I just read up on interval arithmetic. I understand its desirable properties. Where in practice have you applied it? What’s a real world application for interval arithmetic?

It can be used in static analysis or type checking. E.g.

    if (x >= 0) {
      x += 10
      if (x =< 9) {
        // unreachable 
      }
    }
By maintaining an interval of possible values of x, you can detect the unreachable branch, because the interval becomes empty:

    initial: [-oo, oo]
    x >= 0 : [0, oo]
    x += 10: [10, oo]
    x =< 9 : [10, 9] (empty)

I’m working on a static analyser at the moment that does this, and the inferences that can be made just from the information of intervals is quite impressive. One thing you run into pretty quickly though in a lot of languages is integer overflow ruining your day - in your example above the commented section is reachable for signed ints that support overflow and that adds a whole other layer of complexity to things.

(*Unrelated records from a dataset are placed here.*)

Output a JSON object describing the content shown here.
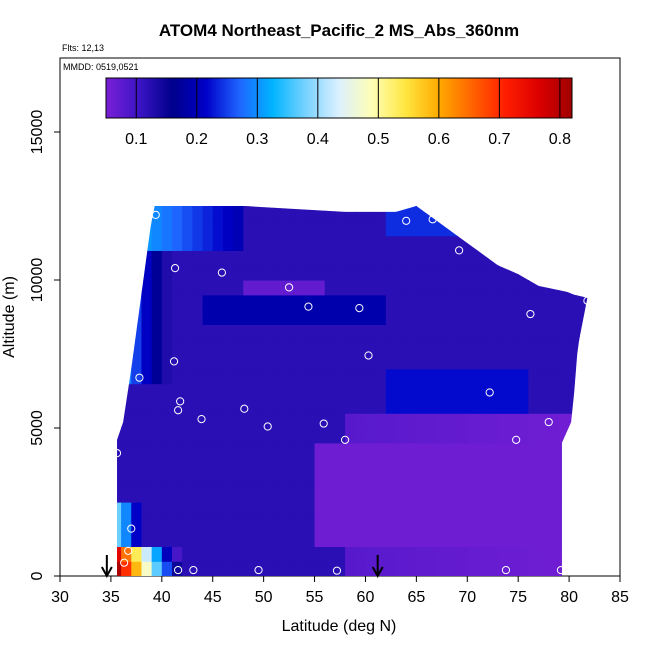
{
  "chart_data": {
    "type": "heatmap",
    "title": "ATOM4 Northeast_Pacific_2 MS_Abs_360nm",
    "subtitle_flights": "Flts: 12,13",
    "subtitle_dates": "MMDD: 0519,0521",
    "xlabel": "Latitude (deg N)",
    "ylabel": "Altitude (m)",
    "xlim": [
      30,
      85
    ],
    "ylim": [
      0,
      17500
    ],
    "x_ticks": [
      "30",
      "35",
      "40",
      "45",
      "50",
      "55",
      "60",
      "65",
      "70",
      "75",
      "80",
      "85"
    ],
    "y_ticks": [
      "0",
      "5000",
      "10000",
      "15000"
    ],
    "colorbar": {
      "range": [
        0.05,
        0.82
      ],
      "ticks": [
        "0.1",
        "0.2",
        "0.3",
        "0.4",
        "0.5",
        "0.6",
        "0.7",
        "0.8"
      ],
      "colors": [
        "#7a1fd6",
        "#3a14c4",
        "#00008c",
        "#0000c8",
        "#1e64ff",
        "#00b4ff",
        "#78d2ff",
        "#dcf0ff",
        "#ffffb4",
        "#ffe640",
        "#ffaa00",
        "#ff6400",
        "#ff1e00",
        "#dc0000",
        "#a00000"
      ]
    },
    "arrows_lat": [
      34.6,
      61.2
    ],
    "envelope": {
      "lat": [
        35.6,
        36.2,
        37,
        38.5,
        38.9,
        39.3,
        48,
        58,
        63,
        65,
        67,
        69,
        71,
        73,
        75,
        77,
        79.8,
        80.5,
        81.8,
        81,
        80.8,
        80.5,
        80.2,
        79.3,
        79.3
      ],
      "top_alt": [
        4600,
        5200,
        7000,
        10800,
        11800,
        12500,
        12500,
        12300,
        12300,
        12500,
        12000,
        11500,
        11000,
        10500,
        10200,
        9800,
        9600,
        9500,
        9400,
        8000,
        7500,
        6200,
        5200,
        4500,
        0
      ]
    },
    "samples": [
      {
        "lat": 39.4,
        "alt": 12200
      },
      {
        "lat": 64.0,
        "alt": 12000
      },
      {
        "lat": 66.6,
        "alt": 12050
      },
      {
        "lat": 69.2,
        "alt": 11000
      },
      {
        "lat": 41.3,
        "alt": 10400
      },
      {
        "lat": 45.9,
        "alt": 10250
      },
      {
        "lat": 52.5,
        "alt": 9750
      },
      {
        "lat": 54.4,
        "alt": 9100
      },
      {
        "lat": 59.4,
        "alt": 9050
      },
      {
        "lat": 76.2,
        "alt": 8850
      },
      {
        "lat": 81.8,
        "alt": 9300
      },
      {
        "lat": 41.2,
        "alt": 7250
      },
      {
        "lat": 60.3,
        "alt": 7450
      },
      {
        "lat": 37.8,
        "alt": 6700
      },
      {
        "lat": 72.2,
        "alt": 6200
      },
      {
        "lat": 41.8,
        "alt": 5900
      },
      {
        "lat": 48.1,
        "alt": 5650
      },
      {
        "lat": 41.6,
        "alt": 5600
      },
      {
        "lat": 43.9,
        "alt": 5300
      },
      {
        "lat": 50.4,
        "alt": 5050
      },
      {
        "lat": 55.9,
        "alt": 5150
      },
      {
        "lat": 58.0,
        "alt": 4600
      },
      {
        "lat": 74.8,
        "alt": 4600
      },
      {
        "lat": 78.0,
        "alt": 5200
      },
      {
        "lat": 80.2,
        "alt": 4400
      },
      {
        "lat": 35.6,
        "alt": 4150
      },
      {
        "lat": 37.0,
        "alt": 1600
      },
      {
        "lat": 36.7,
        "alt": 850
      },
      {
        "lat": 36.3,
        "alt": 450
      },
      {
        "lat": 41.6,
        "alt": 200
      },
      {
        "lat": 43.1,
        "alt": 200
      },
      {
        "lat": 49.5,
        "alt": 200
      },
      {
        "lat": 57.2,
        "alt": 180
      },
      {
        "lat": 73.8,
        "alt": 200
      },
      {
        "lat": 79.2,
        "alt": 200
      }
    ]
  }
}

We recently implemented this idea in an LLVM optimisation pass based on value-range information from sensor datasheets [1].

[1]: https://dl.acm.org/doi/pdf/10.1145/3640537.3641576


In physics, whenever you make a measurement it has a precision. Usually you represent this as a normal distribution, but for calculations it can be easier to represent this as an interval.

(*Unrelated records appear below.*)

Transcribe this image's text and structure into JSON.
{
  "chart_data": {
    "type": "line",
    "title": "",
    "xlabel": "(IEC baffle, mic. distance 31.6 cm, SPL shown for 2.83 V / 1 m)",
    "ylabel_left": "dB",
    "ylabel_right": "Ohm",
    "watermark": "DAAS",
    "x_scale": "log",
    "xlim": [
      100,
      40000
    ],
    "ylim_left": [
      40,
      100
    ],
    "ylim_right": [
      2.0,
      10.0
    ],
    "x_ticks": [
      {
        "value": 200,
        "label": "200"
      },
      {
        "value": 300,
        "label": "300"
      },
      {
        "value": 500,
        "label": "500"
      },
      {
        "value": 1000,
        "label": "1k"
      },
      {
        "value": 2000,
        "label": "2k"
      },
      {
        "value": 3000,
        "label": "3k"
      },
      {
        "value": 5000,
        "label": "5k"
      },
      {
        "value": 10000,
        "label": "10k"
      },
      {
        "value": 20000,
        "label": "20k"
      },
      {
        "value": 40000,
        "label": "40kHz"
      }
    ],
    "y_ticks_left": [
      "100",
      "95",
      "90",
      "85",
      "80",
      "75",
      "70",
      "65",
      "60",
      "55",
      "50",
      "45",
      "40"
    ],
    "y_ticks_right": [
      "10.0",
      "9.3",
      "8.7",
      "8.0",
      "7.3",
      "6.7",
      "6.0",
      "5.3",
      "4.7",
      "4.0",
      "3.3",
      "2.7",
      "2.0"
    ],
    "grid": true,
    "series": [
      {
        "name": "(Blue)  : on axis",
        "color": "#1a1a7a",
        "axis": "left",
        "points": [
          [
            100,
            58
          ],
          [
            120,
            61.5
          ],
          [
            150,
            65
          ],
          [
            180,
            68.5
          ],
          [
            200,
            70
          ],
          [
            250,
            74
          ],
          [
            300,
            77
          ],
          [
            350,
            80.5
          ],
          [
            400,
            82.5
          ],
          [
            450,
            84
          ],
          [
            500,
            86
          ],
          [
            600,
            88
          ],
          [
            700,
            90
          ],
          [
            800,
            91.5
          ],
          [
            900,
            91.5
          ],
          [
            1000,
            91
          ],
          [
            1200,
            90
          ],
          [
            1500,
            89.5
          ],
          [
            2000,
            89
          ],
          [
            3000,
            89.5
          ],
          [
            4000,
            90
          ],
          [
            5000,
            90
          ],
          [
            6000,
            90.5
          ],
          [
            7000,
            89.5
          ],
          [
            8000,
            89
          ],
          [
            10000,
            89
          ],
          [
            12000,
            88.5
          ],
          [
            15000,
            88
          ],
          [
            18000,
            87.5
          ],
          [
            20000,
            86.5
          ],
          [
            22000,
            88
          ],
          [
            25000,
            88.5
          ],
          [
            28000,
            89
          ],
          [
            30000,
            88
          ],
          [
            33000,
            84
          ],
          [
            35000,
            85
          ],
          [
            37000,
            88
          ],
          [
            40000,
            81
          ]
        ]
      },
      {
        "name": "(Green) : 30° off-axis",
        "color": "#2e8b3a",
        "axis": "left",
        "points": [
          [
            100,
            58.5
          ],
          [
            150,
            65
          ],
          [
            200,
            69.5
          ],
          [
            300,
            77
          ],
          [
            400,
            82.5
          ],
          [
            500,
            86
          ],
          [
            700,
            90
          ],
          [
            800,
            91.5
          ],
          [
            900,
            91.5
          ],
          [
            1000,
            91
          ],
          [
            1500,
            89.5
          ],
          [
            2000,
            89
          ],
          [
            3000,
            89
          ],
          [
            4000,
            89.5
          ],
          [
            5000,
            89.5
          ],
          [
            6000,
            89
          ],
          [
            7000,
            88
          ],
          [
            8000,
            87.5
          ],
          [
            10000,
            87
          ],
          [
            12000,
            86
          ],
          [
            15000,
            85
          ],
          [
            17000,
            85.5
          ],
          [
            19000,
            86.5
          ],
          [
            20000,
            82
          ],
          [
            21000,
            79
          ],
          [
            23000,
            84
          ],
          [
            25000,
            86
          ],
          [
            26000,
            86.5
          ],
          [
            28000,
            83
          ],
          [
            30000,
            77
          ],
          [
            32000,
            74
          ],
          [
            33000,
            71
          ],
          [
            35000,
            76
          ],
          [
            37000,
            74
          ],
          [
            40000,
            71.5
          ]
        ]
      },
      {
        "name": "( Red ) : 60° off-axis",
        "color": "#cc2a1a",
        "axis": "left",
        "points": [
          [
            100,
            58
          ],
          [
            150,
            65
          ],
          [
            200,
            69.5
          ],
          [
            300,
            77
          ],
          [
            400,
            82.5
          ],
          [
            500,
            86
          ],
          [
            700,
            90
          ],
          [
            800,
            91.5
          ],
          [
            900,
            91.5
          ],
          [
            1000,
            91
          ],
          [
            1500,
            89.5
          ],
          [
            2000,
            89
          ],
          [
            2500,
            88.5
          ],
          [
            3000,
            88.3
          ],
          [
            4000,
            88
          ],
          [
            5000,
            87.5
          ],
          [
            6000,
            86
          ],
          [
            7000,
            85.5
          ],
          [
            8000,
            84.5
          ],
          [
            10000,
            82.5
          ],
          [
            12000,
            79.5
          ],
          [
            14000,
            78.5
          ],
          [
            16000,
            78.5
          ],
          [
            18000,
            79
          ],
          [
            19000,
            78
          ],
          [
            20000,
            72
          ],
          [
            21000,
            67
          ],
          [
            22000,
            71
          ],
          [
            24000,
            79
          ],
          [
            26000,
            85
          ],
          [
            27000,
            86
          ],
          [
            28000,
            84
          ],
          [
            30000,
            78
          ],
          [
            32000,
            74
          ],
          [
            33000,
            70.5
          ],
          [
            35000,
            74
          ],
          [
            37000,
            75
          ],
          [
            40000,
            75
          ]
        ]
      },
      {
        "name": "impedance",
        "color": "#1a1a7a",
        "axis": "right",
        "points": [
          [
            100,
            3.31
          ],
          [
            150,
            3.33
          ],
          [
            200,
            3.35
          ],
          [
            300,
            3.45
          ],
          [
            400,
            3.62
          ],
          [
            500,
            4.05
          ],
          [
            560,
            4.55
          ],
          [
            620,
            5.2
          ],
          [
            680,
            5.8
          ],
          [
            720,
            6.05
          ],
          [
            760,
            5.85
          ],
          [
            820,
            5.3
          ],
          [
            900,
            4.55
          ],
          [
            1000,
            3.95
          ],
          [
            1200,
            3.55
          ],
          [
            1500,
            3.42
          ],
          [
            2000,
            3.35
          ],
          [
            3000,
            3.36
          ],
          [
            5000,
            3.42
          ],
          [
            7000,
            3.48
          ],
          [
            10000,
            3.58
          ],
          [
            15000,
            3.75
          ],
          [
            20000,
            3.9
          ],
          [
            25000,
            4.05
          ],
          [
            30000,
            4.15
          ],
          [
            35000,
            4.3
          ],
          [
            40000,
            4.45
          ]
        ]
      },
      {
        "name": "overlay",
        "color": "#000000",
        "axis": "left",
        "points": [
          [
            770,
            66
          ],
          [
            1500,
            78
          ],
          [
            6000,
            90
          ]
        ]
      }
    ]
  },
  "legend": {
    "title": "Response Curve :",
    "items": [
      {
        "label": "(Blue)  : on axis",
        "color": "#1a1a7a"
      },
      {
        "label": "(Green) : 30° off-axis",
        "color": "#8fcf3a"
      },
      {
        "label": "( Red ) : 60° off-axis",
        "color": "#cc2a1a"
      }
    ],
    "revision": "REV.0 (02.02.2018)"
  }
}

The police measure the distance my car travelled [ 99.9, 100.1 ] m and the time it took [ 3.3, 3.4 ] s - how fast was my car going? [29.38, 30.33] m/s according to the interval calculator.

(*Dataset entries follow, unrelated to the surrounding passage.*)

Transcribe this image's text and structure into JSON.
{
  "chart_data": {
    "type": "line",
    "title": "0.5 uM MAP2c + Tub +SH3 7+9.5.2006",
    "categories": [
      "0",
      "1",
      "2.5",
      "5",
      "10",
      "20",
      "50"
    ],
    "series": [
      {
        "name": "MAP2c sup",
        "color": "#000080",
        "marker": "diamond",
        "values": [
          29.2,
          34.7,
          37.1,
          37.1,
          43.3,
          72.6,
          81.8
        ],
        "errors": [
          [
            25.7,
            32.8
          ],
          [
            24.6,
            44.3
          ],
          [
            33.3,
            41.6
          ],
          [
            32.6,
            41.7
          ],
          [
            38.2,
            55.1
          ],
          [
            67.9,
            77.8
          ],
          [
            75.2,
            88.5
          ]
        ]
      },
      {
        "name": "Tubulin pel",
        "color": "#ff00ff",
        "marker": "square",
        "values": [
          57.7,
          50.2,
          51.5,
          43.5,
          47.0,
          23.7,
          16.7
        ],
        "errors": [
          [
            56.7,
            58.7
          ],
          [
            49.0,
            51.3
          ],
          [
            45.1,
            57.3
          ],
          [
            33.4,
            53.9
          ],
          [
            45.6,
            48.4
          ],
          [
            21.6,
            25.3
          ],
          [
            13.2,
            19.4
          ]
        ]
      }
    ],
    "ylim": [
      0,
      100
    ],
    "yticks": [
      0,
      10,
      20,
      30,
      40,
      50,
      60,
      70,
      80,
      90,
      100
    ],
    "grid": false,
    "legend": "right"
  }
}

Physics students learn exactly this method before they move on to more sophisticated analysis with error distributions.


And one might want to approximate error distribution calculus with a method that will look like the one here

It’s astonishing how nobody hasn’t mentioned abstract interpretation yet. Under classical static analysis, if you can “prove” that a variable does not have values in some unsound zones, you can e.g. “prove” soundness or apply further optimizations.

The interval abstract domain works under interval analysis with an algebra that’s the same of this calculator. It’s funny to implement something like that on source/binary level :)


Why not use disks / exterior disks in the complex numbers plane instead of intervals ? It might make the mental model easier to reason about

Very nice work. I was wondering if it might be useful to combine this with a library for arbitrary precision arithmetic. How difficult do you think that might be?

Thanks! Arbitrary precision arithmetic is definitely something I'd like to learn more about, yeah. Haven't had time to study it so much yet unfortunately.

The last point in your intro description can't be stressed enough: this allows for safe handling of rounding errors in floating point operations.

Though you are inherently losing precision: there are values in the output interval which don't have a corresponding input that causes this output.


You could add a feature where it will compute the global optimum of any function of a small number of variables. Branch and bound with interval arithmetic works well for a small number of variables.

Disjoint unions of intervals seems like a nice thing to have


Interals can be used to model errors and uncertainty and this lets you see how they conpound in calculations like speed = distance over time.

Thank you for creating and sharing something that feels authentic and human made. No sign of AI vibe coded slop at all. It's beautiful.

Neat.

Very cool. This feels like one of those ideas that makes interval arithmetic go from “interesting but frustrating” to actually useful. I’d be curious how you handle the growth in the number of disjoint intervals over repeated operations, since that seems like the practical bottleneck.

I don't handle it, ahah. You are right that if you take any classical numerical computing algorithm and replace the floating point reals by interval unions, most of the time the number of intervals in the unions in each of your variables will grow very fast. This is one of the problems of unions and as far as I'm aware it's a topic of active academic research.